Much of the lack of flexibility in the Tatum 2 can be attributed to these two pods. There is a second set of foam pods in the midfoot that work just fine to add lateral containment, but the first two are inexplicably bad. Almost any other softer material would have added containment in that portion of the shoe and would have allowed for more mobility.
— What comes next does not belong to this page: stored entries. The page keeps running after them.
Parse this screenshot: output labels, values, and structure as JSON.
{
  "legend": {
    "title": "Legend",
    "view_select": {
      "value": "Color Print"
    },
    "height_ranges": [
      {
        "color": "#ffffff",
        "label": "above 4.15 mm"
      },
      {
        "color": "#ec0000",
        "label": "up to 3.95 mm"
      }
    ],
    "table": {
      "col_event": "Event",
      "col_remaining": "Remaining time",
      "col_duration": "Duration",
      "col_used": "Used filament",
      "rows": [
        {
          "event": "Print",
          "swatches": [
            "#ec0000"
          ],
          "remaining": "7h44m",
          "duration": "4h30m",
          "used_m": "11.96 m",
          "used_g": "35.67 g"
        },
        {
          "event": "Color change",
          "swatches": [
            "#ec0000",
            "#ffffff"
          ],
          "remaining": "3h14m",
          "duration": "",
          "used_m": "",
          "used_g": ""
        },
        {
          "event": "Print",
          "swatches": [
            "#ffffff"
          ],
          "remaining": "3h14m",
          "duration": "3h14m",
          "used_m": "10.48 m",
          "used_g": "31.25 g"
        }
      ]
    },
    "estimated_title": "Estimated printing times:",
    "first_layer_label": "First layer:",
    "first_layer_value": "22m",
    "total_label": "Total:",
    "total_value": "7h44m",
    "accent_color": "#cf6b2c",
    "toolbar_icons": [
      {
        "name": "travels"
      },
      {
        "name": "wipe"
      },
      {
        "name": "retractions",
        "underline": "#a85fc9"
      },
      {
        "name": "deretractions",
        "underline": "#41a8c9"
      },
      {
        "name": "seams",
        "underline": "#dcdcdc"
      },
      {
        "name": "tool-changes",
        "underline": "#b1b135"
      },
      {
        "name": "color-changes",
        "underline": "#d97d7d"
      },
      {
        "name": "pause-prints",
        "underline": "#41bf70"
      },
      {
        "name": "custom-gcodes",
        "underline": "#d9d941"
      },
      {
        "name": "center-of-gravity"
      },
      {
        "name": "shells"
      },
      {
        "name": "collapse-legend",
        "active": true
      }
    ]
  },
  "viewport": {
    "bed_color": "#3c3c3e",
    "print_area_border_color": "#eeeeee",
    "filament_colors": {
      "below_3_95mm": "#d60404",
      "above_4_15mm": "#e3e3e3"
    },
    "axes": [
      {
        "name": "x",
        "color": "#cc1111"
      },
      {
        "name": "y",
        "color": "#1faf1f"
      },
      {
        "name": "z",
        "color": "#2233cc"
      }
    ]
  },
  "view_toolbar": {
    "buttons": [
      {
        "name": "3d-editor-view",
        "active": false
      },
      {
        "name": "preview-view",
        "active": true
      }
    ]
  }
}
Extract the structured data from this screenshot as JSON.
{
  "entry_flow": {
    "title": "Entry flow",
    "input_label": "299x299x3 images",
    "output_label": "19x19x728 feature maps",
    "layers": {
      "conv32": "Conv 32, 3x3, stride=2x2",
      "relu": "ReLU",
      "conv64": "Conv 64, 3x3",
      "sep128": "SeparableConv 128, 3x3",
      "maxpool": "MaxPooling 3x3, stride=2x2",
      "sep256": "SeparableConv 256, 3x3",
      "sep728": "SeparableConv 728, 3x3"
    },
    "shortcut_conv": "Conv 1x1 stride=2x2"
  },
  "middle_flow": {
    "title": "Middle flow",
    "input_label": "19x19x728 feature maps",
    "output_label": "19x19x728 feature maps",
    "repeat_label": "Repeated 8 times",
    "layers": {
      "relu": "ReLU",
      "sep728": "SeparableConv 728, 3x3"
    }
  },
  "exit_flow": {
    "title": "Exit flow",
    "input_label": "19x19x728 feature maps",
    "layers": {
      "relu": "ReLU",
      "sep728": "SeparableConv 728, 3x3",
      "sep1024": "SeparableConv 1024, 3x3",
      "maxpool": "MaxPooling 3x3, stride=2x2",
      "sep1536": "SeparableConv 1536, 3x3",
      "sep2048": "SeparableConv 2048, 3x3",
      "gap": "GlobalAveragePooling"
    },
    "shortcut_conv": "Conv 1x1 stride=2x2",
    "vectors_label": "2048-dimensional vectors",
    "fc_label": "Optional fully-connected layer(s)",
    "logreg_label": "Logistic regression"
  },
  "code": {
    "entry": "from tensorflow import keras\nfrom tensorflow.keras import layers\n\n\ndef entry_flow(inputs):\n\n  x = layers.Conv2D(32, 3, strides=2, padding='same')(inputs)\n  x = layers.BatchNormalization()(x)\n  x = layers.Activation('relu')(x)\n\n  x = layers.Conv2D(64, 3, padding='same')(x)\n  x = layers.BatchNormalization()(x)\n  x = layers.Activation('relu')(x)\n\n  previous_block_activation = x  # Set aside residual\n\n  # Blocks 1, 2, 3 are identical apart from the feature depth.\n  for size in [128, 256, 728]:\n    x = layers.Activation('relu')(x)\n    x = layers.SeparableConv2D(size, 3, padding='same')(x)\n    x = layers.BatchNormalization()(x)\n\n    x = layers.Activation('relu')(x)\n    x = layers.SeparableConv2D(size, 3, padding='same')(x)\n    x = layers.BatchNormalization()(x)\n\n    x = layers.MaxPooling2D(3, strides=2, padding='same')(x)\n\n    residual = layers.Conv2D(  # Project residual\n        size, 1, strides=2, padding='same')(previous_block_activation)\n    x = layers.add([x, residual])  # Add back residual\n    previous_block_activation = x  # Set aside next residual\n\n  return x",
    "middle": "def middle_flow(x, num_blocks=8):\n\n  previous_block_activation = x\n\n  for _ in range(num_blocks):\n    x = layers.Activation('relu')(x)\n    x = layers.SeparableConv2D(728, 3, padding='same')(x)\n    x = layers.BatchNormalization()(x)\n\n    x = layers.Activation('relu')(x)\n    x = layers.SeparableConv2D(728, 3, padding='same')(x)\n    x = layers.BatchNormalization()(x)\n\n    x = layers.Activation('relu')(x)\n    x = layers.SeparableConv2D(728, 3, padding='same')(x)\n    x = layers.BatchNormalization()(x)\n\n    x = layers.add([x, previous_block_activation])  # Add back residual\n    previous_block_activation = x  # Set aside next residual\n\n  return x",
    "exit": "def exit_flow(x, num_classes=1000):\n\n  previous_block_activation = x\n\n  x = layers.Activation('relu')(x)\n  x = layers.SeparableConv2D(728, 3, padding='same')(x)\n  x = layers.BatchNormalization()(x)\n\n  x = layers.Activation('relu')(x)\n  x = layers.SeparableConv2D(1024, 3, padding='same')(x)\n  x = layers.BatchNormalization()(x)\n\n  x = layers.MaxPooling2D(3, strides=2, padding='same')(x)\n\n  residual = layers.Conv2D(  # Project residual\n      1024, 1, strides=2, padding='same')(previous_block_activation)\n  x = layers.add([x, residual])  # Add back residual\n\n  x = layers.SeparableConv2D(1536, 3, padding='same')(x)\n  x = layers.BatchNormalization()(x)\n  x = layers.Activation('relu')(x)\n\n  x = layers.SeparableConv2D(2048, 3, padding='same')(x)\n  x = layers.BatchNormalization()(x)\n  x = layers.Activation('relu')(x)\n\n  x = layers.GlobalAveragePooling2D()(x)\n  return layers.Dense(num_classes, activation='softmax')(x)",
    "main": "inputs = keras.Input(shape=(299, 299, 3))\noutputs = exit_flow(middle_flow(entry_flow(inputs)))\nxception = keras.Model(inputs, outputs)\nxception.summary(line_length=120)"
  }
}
Material quality is bad, as is its all-around performance.

Jordan Tatum 2 Support

Support, as you might have guessed, can be described as solid, but for all the wrong reasons. For example, there is no torsional shank plate in the shoe, but it’s way too stiff. The upper offers a good amount of containment and structure but because it’s overbuilt and cumbersome. So, yes there’s a good amount of support and lockdown, but to the detriment of the shoe all around.

Jordan Tatum 2 Fit

Did Jordan at least fix the fit in the Tatum 2? Nope. The fit is long and narrow, just like the Tatum 1. So, if you’re interested in picking up a pair, go with your normal size in Nike/Jordan. Just know what you’re getting into. Going down half a size to solve the length issue is not a good idea, because the width would suffocate your foot.

Jordan Tatum 2 Overall

Disappointing is the best way of describing the Tatum 2. All the changes Jordan made to this shoe did very little to improve performance in any way. Jordan Brand now has two of the worst signature lines on the market: the Tatum and the Zion. The Jordan 38 is an amazing performance model, which makes these gaffes all the more surprising. Hopefully, they can get their act together for the Tatum 3.